When flexibility is discussed its often done so with location flexibility in mind, i.e. where you work. However, flexible working can span a range of different mediums, including time flexibility. Wave looked at industries advertising part-time jobs and those advertising contract jobs. Education dominated both categories but particularly part-time jobs, accounting for 48% of all part-time jobs advertised. A growing number of teaching staff and those in administrative roles in educational settings now job share, which is helping to fill vacancies in an industry dogged with skills shortages. Education also advertised 30% of all contract jobs, likely due to demand for high number of substitute teachers and educational consultants. Its also a cost-effective solution for an industry facing mounting budgetary pressures.
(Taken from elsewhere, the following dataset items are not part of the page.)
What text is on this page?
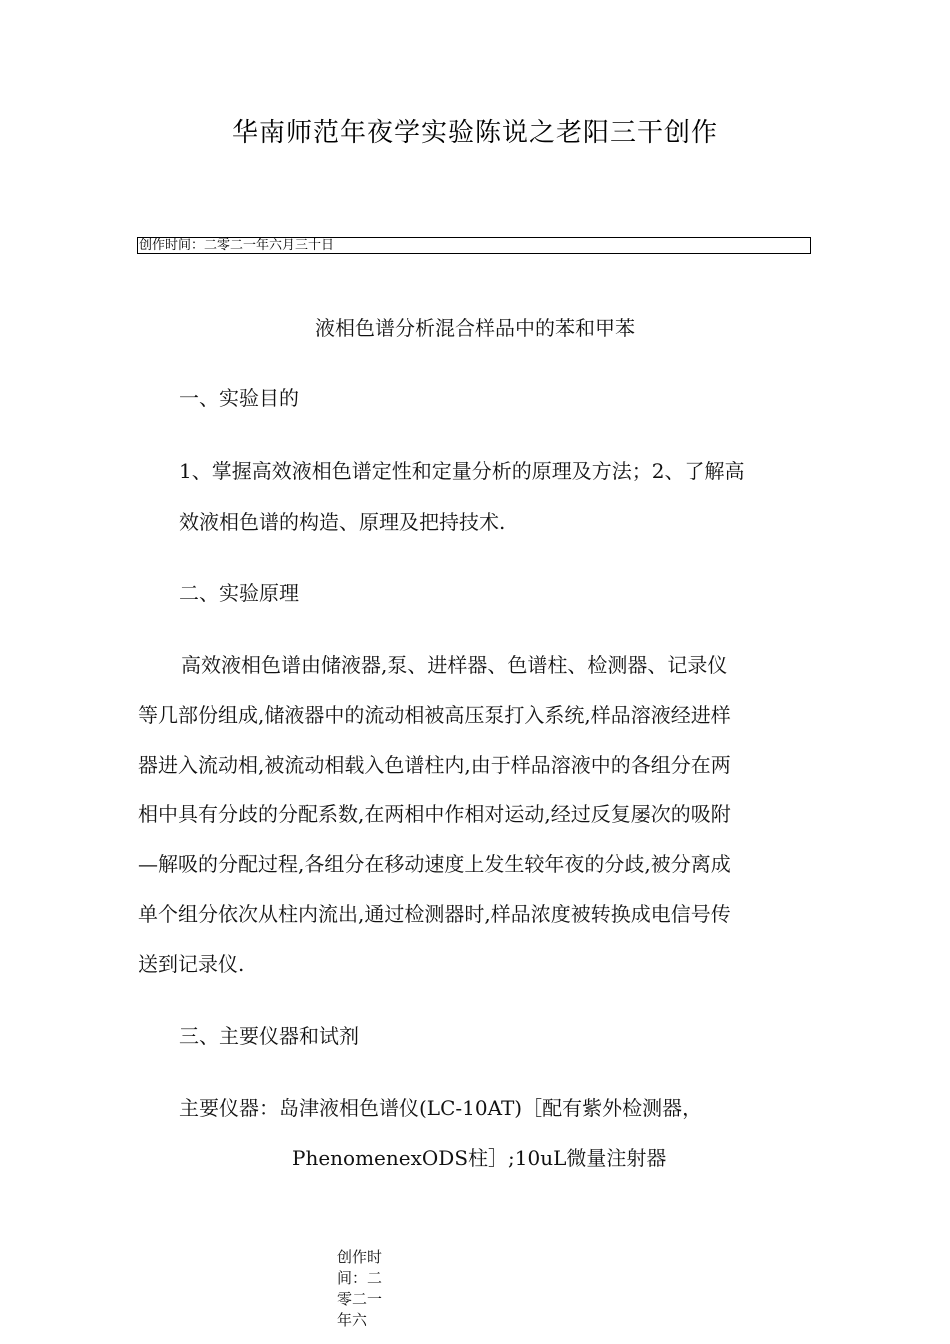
华南师范年夜学实验陈说之老阳三干创作
创作时间：二零二一年六月三十日
液相色谱分析混合样品中的苯和甲苯
一、实验目的
1、掌握高效液相色谱定性和定量分析的原理及方法；2、了解高
效液相色谱的构造、原理及把持技术.
二、实验原理
高效液相色谱由储液器,泵、进样器、色谱柱、检测器、记录仪
等几部份组成,储液器中的流动相被高压泵打入系统,样品溶液经进样
器进入流动相,被流动相载入色谱柱内,由于样品溶液中的各组分在两
相中具有分歧的分配系数,在两相中作相对运动,经过反复屡次的吸附
—解吸的分配过程,各组分在移动速度上发生较年夜的分歧,被分离成
单个组分依次从柱内流出,通过检测器时,样品浓度被转换成电信号传
送到记录仪.
三、主要仪器和试剂
主要仪器：岛津液相色谱仪(LC-10AT)［配有紫外检测器，
PhenomenexODS柱］;10uL微量注射器
创作时间：二零二一年六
Secretarial, PAs & Admin - an industry that has historically been known for offering part-time roles - advertised the second highest percentage of both part-time and contract jobs. This makes it a great industry for working parents that need more time flexibility and older workers that want to continue working but not full-time. Also advertising a relatively high percentage of part-time jobs is Transport & Logistics, an industry popular with those taking on second jobs, which many people had to do in 2023 thanks to the increasing cost of living.
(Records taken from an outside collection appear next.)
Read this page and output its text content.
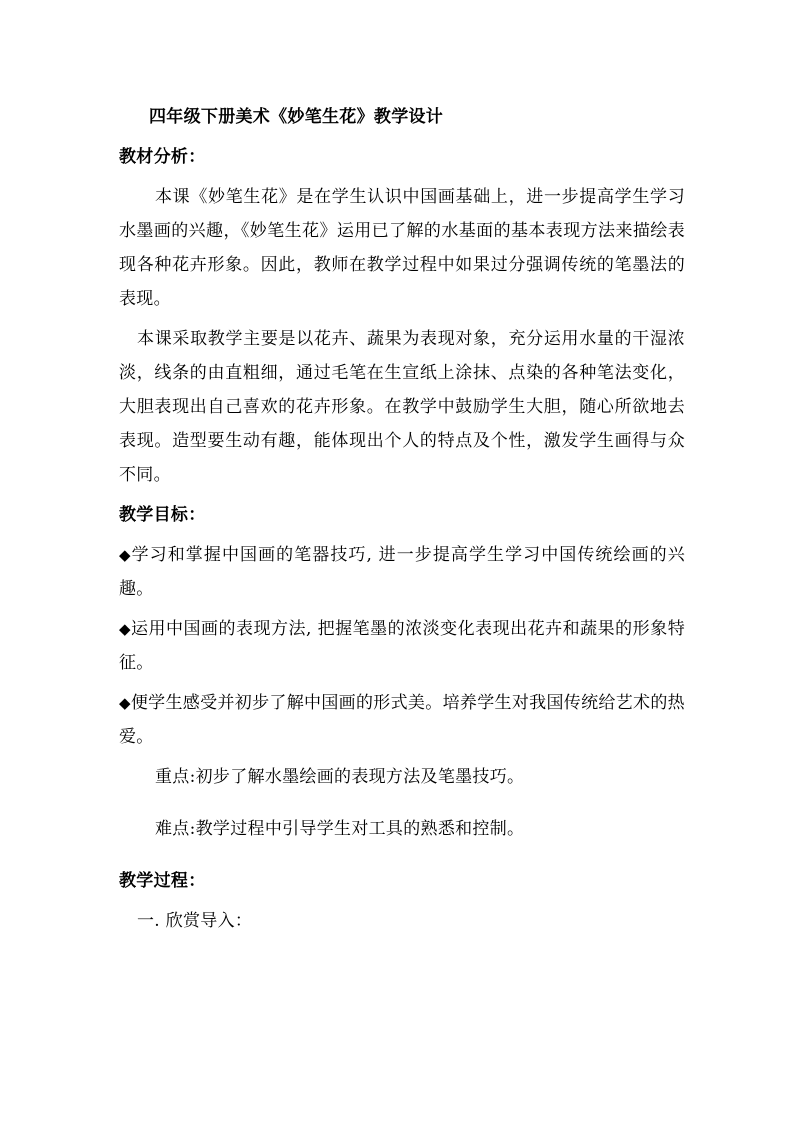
四年级下册美术《妙笔生花》教学设计
教材分析：

本课《妙笔生花》是在学生认识中国画基础上，进一步提高学生学习水墨画的兴趣，《妙笔生花》运用已了解的水基面的基本表现方法来描绘表现各种花卉形象。因此，教师在教学过程中如果过分强调传统的笔墨法的表现。

本课采取教学主要是以花卉、蔬果为表现对象，充分运用水量的干湿浓淡，线条的由直粗细，通过毛笔在生宣纸上涂抹、点染的各种笔法变化，大胆表现出自己喜欢的花卉形象。在教学中鼓励学生大胆，随心所欲地去表现。造型要生动有趣，能体现出个人的特点及个性，激发学生画得与众不同。

教学目标：

◆学习和掌握中国画的笔器技巧, 进一步提高学生学习中国传统绘画的兴趣。

◆运用中国画的表现方法, 把握笔墨的浓淡变化表现出花卉和蔬果的形象特征。

◆便学生感受并初步了解中国画的形式美。培养学生对我国传统给艺术的热爱。

重点:初步了解水墨绘画的表现方法及笔墨技巧。

难点:教学过程中引导学生对工具的熟悉和控制。

教学过程：

一. 欣赏导入：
Flexible working - a huge candidate motivator

Some organisations may be doing a U-turn on flexible working but the reality is that it is a huge draw for candidates. In fact, more than that - withdrawing flexible working options and mandating a return to the office can be a huge motivator to start searching for another job. In a survey of recruiters carried out by Wave, a huge 90% of respondents said that they receive a greater number of applications for jobs with flexible working.
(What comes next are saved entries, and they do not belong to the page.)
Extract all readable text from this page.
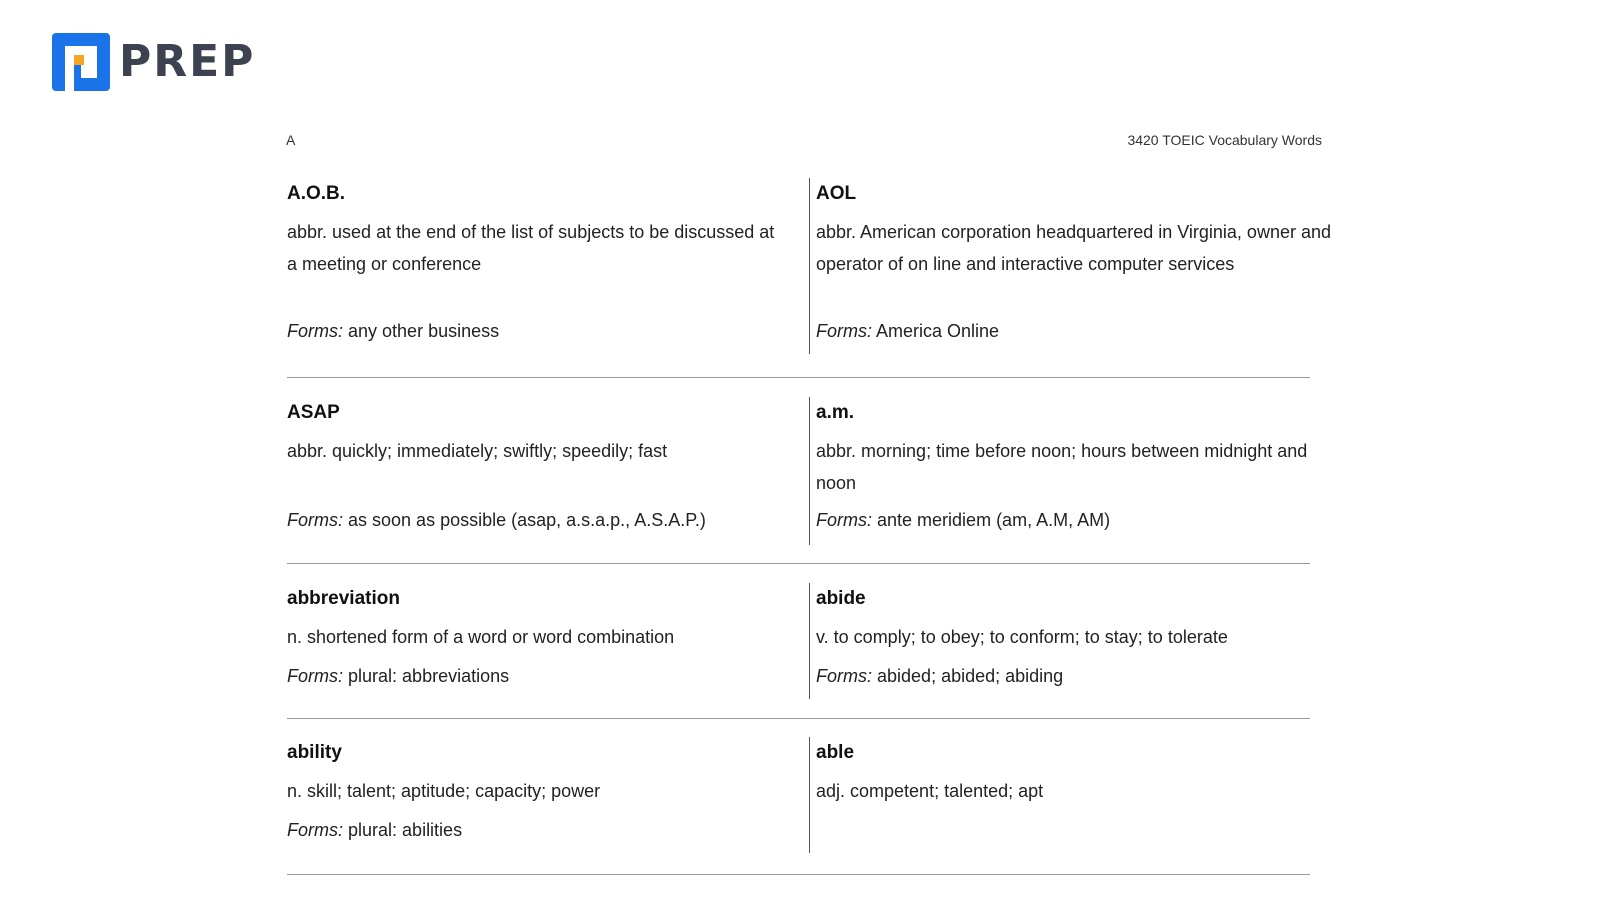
PREP
A	3420 TOEIC Vocabulary Words
A.O.B.
abbr. used at the end of the list of subjects to be discussed at a meeting or conference
Forms: any other business
AOL
abbr. American corporation headquartered in Virginia, owner and operator of on line and interactive computer services
Forms: America Online
ASAP
abbr. quickly; immediately; swiftly; speedily; fast
Forms: as soon as possible (asap, a.s.a.p., A.S.A.P.)
a.m.
abbr. morning; time before noon; hours between midnight and noon
Forms: ante meridiem (am, A.M, AM)
abbreviation
n. shortened form of a word or word combination
Forms: plural: abbreviations
abide
v. to comply; to obey; to conform; to stay; to tolerate
Forms: abided; abided; abiding
ability
n. skill; talent; aptitude; capacity; power
Forms: plural: abilities
able
adj. competent; talented; apt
2023 Totaljobs research found flexible working hours to be the most sought after benefit and LinkedIn data has consistently found flexibility to be amongst the top three candidate motivators when looking for a job. A Deloitte survey found that, among respondents who still work remotely at least part-time, 66% would likely leave their current role if mandated to return to the office five days a week. Although there may be more candidates in the market now and the pace of jobs has slowed, there remains a skills mis-match, meaning that attracting the right candidates for your jobs could still be challenging in 2024. Ignoring what a huge percentage of the market wants from a job could be hugely damaging.

An evolving journey

The pandemic was the catalyst for a change to the way we work, the likes of which we hadnt seen since the Industrial Revolution. Were feeling our way through how flexible working works in different industries, across different roles and for different people, and that journey is ongoing. In 2024, there will also be the added impetus of a law that gives employees the legal right to request flexible working from day one on the job. It seems employees and candidates are pushing harder for flexible working while businesses are simultaneously moving in the other direction, away from truly flexible working. There is clearly a huge disconnect here and it will be interesting to see how this plays out in 2024. What is certain is that the journey is not yet over and that flexible working will continue to evolve through 2024 and beyond.